L’ancien soignant de Damien Abad, accusé de viol, l’a confié à CNEWS. Muriel a trouvé les allégations “grotesques” et a expliqué pourquoi.
L’ex-ministre du nouveau ministre des Solidarités, Damien Abad, Muriel a expliqué mardi au micro de la CNEWS son rôle auprès de la membre du gouvernement d’Elisabeth Borne, accusée de viol.
“Même pour son quotidien, si je suis intervenu, c’est justement parce qu’il ne pouvait pas le faire tout seul, vu son handicap au niveau des membres supérieurs et inférieurs, sa maladie l’empêchait d’écarter les doigts”, a-t-il dit. Ses mains sont très serrées, pour lui c’était vraiment très difficile de s’occuper de lui seul.
Muriel a aussi raconté sa relation professionnelle avec Damien Adad lorsqu’elle est arrivée chez elle : je le sais parce qu’il est incapable de mettre un tee-shirt et encore moins de le boutonner ».
« Comment Damien Abad a-t-il pu gérer ça ?
Dès lors, pour elle et au vu des accusations, “il est clair que je ne l’ai pas suivi dans son intimité sexuelle, mais quand j’ai entendu les accusations, la façon dont je l’ai soigné pendant quelques années, je n’ai pas compris.
« Loin de moi l’idée de remettre en cause les témoignages de femmes, mais quand on raconte à une jeune femme qu’elle a bu une coupe de champagne dans un restaurant et s’est réveillée au lit, je me dis que c’est grotesque parce que je ne vois pas Damien Abad. il aurait pu s’en servir, expliqua-t-il. C’était inconcevable comment je le connaissais.

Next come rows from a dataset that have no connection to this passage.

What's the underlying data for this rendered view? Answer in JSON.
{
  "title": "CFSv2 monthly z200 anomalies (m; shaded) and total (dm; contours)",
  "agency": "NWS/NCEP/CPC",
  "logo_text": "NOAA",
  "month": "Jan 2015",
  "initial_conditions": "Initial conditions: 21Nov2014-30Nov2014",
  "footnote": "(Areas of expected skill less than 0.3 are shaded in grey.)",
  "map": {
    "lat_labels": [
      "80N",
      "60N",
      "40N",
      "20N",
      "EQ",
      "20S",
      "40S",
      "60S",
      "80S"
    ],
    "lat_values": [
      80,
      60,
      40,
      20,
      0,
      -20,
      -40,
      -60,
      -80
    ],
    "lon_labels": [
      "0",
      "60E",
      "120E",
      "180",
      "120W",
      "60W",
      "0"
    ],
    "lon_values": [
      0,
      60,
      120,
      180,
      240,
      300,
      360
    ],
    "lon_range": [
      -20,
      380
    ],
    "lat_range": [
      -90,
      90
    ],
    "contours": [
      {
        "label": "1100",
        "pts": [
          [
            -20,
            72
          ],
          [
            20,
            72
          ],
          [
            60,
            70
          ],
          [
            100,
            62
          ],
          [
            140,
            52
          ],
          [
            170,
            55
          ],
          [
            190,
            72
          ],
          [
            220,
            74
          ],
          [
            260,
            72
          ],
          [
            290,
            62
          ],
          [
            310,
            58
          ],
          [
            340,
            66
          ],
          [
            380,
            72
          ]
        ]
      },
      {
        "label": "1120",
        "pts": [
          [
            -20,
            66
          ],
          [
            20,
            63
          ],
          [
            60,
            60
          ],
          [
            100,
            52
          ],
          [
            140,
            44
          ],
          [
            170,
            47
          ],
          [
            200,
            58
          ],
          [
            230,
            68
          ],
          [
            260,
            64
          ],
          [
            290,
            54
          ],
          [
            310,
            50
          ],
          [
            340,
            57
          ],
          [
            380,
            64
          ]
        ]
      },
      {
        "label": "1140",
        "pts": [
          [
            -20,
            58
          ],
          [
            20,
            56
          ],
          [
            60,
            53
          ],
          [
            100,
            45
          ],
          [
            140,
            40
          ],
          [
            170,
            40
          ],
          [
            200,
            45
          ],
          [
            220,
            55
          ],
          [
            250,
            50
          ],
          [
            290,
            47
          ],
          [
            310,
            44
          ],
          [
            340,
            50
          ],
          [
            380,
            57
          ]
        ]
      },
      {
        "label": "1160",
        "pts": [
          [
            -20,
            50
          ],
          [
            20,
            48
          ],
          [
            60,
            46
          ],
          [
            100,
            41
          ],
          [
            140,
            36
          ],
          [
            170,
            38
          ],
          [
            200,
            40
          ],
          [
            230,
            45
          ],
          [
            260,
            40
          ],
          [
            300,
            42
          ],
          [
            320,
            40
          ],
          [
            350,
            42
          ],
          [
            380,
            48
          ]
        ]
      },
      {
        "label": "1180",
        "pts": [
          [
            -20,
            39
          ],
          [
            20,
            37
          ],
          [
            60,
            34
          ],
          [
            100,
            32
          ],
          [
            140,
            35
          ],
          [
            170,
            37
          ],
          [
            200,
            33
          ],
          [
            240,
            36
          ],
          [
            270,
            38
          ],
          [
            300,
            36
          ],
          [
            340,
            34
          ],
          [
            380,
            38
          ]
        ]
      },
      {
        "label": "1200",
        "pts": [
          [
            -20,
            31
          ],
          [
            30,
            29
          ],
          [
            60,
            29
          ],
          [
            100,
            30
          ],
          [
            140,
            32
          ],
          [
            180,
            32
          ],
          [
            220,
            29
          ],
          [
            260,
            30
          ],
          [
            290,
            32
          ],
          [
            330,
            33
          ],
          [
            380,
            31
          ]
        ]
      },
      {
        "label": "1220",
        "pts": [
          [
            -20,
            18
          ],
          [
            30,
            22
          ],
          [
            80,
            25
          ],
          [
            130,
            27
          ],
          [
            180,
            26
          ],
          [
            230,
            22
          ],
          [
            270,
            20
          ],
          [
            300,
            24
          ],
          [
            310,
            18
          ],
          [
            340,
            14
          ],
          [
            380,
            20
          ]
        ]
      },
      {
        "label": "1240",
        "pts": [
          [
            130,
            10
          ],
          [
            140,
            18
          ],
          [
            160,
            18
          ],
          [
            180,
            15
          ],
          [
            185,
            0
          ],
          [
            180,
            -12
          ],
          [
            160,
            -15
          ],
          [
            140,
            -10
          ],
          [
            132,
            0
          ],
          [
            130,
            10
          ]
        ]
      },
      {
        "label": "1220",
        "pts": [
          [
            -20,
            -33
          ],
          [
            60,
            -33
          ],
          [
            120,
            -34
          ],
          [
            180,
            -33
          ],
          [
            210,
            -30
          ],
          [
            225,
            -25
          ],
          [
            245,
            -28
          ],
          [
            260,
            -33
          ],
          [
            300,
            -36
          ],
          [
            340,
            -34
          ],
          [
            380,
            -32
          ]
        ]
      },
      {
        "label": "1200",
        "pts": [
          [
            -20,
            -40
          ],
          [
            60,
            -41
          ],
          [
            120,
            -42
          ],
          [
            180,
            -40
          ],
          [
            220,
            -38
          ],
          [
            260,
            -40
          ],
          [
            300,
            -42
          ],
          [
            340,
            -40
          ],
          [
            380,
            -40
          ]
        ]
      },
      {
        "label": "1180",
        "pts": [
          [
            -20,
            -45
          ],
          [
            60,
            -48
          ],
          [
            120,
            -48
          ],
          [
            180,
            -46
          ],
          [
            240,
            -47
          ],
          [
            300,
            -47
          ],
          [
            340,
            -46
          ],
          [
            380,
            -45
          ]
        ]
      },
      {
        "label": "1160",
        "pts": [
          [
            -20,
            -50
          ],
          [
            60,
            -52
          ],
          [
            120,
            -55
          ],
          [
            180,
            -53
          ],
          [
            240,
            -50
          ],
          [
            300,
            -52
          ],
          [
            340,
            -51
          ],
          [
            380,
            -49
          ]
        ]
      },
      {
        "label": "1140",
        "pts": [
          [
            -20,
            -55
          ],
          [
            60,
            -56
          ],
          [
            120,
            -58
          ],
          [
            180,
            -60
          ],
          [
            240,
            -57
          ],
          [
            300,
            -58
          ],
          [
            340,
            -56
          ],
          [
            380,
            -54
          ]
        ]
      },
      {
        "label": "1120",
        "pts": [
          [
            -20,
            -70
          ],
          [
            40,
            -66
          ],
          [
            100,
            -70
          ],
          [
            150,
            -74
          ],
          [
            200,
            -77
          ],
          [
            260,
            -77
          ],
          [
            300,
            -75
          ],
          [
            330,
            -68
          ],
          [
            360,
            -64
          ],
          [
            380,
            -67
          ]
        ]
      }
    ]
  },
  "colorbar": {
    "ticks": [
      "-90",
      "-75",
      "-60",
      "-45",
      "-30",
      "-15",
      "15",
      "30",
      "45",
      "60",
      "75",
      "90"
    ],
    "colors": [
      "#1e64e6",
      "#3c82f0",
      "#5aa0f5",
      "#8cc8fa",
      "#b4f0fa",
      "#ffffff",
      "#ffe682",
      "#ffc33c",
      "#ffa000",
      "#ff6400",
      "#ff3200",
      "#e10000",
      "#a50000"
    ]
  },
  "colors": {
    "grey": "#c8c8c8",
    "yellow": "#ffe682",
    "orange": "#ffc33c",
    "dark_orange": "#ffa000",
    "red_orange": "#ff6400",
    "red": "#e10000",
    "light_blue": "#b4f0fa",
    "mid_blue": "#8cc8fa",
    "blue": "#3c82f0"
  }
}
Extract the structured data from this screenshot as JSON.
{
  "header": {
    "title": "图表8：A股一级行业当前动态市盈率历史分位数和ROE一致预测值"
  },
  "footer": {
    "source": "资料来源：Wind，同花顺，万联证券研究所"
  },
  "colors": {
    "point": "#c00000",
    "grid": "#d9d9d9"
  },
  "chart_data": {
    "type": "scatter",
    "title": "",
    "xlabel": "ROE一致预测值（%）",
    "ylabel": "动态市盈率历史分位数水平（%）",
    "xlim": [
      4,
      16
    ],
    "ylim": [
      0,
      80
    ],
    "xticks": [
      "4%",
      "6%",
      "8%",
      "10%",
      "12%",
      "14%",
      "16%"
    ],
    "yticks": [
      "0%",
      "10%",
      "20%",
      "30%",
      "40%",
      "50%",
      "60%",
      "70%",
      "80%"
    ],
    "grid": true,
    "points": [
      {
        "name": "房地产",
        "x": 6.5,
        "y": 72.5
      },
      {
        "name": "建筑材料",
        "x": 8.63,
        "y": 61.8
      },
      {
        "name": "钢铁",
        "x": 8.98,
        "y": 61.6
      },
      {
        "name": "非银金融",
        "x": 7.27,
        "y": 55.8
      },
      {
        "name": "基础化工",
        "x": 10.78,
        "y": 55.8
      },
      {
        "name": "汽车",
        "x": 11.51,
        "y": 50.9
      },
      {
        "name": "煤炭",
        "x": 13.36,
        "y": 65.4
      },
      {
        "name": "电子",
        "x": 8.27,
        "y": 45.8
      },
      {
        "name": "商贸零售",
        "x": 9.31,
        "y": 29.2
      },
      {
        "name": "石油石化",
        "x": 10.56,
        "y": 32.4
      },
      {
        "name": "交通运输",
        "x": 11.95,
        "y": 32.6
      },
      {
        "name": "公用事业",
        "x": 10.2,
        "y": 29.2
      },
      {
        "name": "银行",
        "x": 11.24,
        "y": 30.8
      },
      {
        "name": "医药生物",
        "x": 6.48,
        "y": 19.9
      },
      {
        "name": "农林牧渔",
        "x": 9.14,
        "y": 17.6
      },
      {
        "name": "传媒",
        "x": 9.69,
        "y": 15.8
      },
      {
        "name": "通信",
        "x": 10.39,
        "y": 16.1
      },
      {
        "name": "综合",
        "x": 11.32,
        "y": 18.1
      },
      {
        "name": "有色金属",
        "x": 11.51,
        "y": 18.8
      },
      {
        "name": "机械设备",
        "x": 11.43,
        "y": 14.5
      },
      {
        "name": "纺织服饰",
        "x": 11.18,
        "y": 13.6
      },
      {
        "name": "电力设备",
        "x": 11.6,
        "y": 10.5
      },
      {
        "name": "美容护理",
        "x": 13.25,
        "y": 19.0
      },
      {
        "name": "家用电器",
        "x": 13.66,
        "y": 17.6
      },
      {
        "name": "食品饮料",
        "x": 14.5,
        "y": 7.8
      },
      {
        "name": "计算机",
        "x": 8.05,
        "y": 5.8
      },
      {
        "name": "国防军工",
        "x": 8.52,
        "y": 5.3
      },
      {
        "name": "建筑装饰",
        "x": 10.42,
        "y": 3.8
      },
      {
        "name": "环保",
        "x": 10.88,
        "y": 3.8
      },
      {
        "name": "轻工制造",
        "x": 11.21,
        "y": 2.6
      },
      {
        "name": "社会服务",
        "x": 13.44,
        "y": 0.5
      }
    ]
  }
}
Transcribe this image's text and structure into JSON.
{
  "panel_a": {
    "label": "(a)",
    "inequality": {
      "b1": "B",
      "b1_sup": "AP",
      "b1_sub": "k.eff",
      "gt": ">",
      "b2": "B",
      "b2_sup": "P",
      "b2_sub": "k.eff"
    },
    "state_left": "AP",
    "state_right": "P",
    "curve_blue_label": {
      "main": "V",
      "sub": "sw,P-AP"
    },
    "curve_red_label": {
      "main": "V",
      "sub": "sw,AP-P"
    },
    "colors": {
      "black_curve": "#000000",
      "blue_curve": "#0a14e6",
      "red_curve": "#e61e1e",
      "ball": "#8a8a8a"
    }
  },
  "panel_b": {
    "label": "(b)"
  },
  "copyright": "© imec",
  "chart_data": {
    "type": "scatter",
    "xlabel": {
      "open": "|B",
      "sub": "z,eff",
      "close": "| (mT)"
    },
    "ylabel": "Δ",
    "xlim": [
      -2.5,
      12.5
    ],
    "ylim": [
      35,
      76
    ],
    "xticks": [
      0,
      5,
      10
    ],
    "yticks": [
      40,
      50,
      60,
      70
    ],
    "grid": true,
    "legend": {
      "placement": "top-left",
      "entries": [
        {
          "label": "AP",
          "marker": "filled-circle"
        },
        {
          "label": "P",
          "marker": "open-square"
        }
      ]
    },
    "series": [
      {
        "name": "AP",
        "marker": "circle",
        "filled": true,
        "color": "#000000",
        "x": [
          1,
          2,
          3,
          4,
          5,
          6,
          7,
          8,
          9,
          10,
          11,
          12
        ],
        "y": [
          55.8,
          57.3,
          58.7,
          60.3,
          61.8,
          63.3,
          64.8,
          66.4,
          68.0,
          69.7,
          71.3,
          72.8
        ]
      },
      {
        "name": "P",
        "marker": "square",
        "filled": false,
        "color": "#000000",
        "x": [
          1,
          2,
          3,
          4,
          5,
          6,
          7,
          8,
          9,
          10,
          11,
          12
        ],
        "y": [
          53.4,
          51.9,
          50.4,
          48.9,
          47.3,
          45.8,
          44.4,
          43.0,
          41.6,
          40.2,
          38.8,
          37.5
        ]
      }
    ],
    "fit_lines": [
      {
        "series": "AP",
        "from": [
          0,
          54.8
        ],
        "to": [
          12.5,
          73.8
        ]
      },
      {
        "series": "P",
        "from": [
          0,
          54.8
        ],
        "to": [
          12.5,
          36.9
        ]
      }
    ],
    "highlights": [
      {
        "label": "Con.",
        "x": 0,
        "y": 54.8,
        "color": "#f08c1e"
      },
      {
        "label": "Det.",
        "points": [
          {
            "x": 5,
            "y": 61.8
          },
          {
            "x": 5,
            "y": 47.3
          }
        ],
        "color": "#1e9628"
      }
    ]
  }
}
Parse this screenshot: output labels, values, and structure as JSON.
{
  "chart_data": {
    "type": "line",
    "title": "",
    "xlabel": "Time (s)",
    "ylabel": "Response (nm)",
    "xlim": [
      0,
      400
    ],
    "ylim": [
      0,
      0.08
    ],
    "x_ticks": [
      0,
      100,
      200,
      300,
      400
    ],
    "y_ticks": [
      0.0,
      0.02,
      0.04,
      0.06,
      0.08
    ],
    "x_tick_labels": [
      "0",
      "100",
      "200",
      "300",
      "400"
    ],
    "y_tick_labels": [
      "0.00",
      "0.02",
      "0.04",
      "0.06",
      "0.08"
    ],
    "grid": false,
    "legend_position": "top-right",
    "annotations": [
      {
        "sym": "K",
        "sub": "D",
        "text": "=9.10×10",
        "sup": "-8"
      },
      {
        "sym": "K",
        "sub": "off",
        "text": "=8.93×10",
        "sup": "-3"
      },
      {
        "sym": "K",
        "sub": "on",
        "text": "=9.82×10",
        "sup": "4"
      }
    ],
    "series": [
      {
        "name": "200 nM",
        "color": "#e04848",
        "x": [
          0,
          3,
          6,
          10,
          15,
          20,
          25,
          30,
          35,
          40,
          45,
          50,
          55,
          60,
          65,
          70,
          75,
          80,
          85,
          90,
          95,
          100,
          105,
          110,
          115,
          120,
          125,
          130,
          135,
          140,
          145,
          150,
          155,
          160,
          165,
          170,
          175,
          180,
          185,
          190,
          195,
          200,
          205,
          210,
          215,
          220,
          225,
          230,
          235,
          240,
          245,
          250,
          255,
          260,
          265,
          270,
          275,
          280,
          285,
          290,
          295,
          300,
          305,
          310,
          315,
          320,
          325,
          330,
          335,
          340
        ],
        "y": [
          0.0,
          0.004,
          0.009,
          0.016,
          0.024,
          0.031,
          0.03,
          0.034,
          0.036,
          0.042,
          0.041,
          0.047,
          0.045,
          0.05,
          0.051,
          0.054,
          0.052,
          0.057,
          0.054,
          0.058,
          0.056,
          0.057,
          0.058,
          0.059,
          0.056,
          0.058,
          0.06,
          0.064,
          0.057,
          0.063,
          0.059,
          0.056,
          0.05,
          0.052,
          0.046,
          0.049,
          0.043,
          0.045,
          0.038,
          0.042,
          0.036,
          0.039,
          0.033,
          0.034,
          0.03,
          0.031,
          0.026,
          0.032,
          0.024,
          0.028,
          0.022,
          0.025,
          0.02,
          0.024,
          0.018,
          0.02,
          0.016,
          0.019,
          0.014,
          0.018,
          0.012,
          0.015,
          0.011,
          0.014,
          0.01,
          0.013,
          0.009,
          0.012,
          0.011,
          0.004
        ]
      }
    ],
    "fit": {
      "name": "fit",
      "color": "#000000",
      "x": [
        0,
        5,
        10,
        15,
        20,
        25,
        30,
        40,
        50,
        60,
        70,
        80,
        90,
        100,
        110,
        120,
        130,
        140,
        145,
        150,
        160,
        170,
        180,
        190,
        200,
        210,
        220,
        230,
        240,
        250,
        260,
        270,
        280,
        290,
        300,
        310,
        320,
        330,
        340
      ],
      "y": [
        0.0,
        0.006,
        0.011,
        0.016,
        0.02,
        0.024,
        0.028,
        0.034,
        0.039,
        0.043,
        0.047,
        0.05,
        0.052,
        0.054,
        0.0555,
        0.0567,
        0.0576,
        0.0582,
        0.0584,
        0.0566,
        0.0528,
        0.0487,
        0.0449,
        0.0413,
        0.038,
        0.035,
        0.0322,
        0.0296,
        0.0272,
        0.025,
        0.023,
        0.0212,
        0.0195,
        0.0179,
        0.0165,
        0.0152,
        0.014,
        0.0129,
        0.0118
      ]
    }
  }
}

Le nouveau ministre des Solidarités souffre d’arthrogrypose, une maladie neuromusculaire congénitale rare qui provoque des déformations et des raideurs articulaires, limitant l’amplitude des mouvements.
Damien Abad a réagi publiquement à la polémique lundi depuis Saint-Jean-le-Vieux, commune de la circonscription de l’Ain où il est candidat à sa réélection aux législatives de juin. “Jamais de ma vie je n’ai violé une seule femme (…). Un innocent doit-il démissionner ? Je ne pense pas”, a-t-il déclaré.